Fresh and frozen food items are shipped worldwide by food suppliers. The fishing industry is one food supplier which ships tremendous quantities of fresh and frozen fish. The fish are often shipped from remote locations in areas such as Alaska to virtually every corner of the world. To preserve the quality of the fish, great care must be taken to avoid spoilage. Warm temperature contributes greatly to spoilage. Salmon in particular is one delicacy which must be handled with great care to preserve its delicate flavor. Thus, in shipping salmon, it is important to maintain frozen fish at a temperature at or below 32.degree. F. and fresh fish at a temperature of between 33.degree. F. and 38.degree. F. It is also important to prevent the fish from either drying out or sitting in water.
Fish are shipped in many types of containers. Many such containers utilize corrugated paperboard in their construction. One version provides a layer of metallized plastic film adhered to the corrugated paperboard. These containers are usually configured to have a top half placed over a bottom half. To help maintain the desired temperature within the container, it is typical for refrigerants such as wet ice, dry ice, or reusable ice packs to be placed within the container. However, even the use of these refrigerants does not consistently maintain the temperature within conventional containers for extended periods of time, such as up to six days under the unrefrigerated conditions often encountered during shipping.

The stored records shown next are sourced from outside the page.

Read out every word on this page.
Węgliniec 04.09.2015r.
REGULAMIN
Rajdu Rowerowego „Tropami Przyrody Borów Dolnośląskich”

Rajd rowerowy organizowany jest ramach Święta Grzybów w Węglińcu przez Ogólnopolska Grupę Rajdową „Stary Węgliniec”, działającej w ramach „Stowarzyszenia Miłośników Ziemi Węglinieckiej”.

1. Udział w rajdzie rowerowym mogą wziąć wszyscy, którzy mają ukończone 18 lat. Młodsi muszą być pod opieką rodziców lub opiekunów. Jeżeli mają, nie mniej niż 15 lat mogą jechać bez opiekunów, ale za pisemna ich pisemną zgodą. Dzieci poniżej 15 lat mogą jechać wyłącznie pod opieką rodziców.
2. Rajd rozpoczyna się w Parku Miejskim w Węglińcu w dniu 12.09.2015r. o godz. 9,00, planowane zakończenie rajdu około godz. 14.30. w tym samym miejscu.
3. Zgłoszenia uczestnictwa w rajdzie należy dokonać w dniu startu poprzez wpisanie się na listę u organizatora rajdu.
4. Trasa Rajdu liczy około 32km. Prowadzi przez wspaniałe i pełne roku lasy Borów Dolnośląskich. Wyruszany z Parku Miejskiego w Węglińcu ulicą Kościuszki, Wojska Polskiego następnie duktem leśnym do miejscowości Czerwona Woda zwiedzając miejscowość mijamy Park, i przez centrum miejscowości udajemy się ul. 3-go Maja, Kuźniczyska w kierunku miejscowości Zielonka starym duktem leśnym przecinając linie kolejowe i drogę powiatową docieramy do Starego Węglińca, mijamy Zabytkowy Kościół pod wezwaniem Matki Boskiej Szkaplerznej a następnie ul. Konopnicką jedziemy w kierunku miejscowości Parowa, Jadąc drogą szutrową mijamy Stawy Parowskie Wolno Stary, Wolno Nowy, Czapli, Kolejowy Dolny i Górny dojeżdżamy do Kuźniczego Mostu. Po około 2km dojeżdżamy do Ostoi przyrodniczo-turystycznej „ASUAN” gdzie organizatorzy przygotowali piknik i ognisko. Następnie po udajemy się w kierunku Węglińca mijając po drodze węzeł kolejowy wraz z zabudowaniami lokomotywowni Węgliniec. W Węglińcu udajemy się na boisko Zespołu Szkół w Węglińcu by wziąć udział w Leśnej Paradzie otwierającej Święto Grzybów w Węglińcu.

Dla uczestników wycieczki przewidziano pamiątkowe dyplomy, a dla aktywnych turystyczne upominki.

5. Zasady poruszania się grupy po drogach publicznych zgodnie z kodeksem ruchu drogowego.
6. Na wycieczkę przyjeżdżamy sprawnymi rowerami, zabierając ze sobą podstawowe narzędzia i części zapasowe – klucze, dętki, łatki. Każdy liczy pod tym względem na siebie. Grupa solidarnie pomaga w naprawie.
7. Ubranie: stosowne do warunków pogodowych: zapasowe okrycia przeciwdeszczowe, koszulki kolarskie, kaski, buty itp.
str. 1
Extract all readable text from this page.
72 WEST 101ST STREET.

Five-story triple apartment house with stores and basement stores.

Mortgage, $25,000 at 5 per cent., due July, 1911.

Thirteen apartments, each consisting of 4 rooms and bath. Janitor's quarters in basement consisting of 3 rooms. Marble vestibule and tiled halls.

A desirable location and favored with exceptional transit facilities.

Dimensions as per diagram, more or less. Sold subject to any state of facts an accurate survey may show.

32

In conventional containers, temperature change is generally attributable to conductive heat transfer between the inner and outer panels of the container, convective air flow into and out of the container, conduction due to condensation formed as the result of ambient air entering the container and contacting the cooler air within the container, and radiant heat transfer. For example, when shipping cold contents, air circulation between the inside of the container and the outside of the container is detrimental to temperature maintenance. Conduction between the inner panels and the outer panels of the container and from condensation can also cause temperature change. In addition to warming both the air and the contents within the container, condensation wets the container material and weakens its structural integrity, degrades the contents, and leaks from the container. Leakage from the container is highly undesirable to air carriers, because the leakage often contains substances corrosive to the airplane. For example, in addition to mess and damage from condensation which is primarily water, the water can also mix with the contents, including salt, blood, and fish slime, to create a highly offensive and corrosive ooze.
It has been suggested to wrap the contents within the container in insulation or to otherwise place insulation within the container to maintain the temperature within the container. This, however, does not inhibit conduction between panels or prevent air from passing into and out of the container. One packaging method uses tape, glue or the like to seal the container such that air is prevented from entering or exiting the container. This, however, does not inhibit conduction between the panels of the container and detracts from the container's ability to be reused. It is also known to provide a metallic or reflective finish on containers to reduce radiant heat transfer. However, these metallic finishes can promote conductive heat transfer if surfaces having a metallic finish are placed in close proximity to other surfaces having a metallic finish.
Thus, there is a need in the art for an improved method for insulating shipping containers and for an improved, reusable insulated shipping container which inhibits the passage of air into and out of the container, inhibits the formation of condensation within the container, prevents liquids from entering into or escaping from the container, decreases conduction between panels of the container, and reduces radiant heat transfer.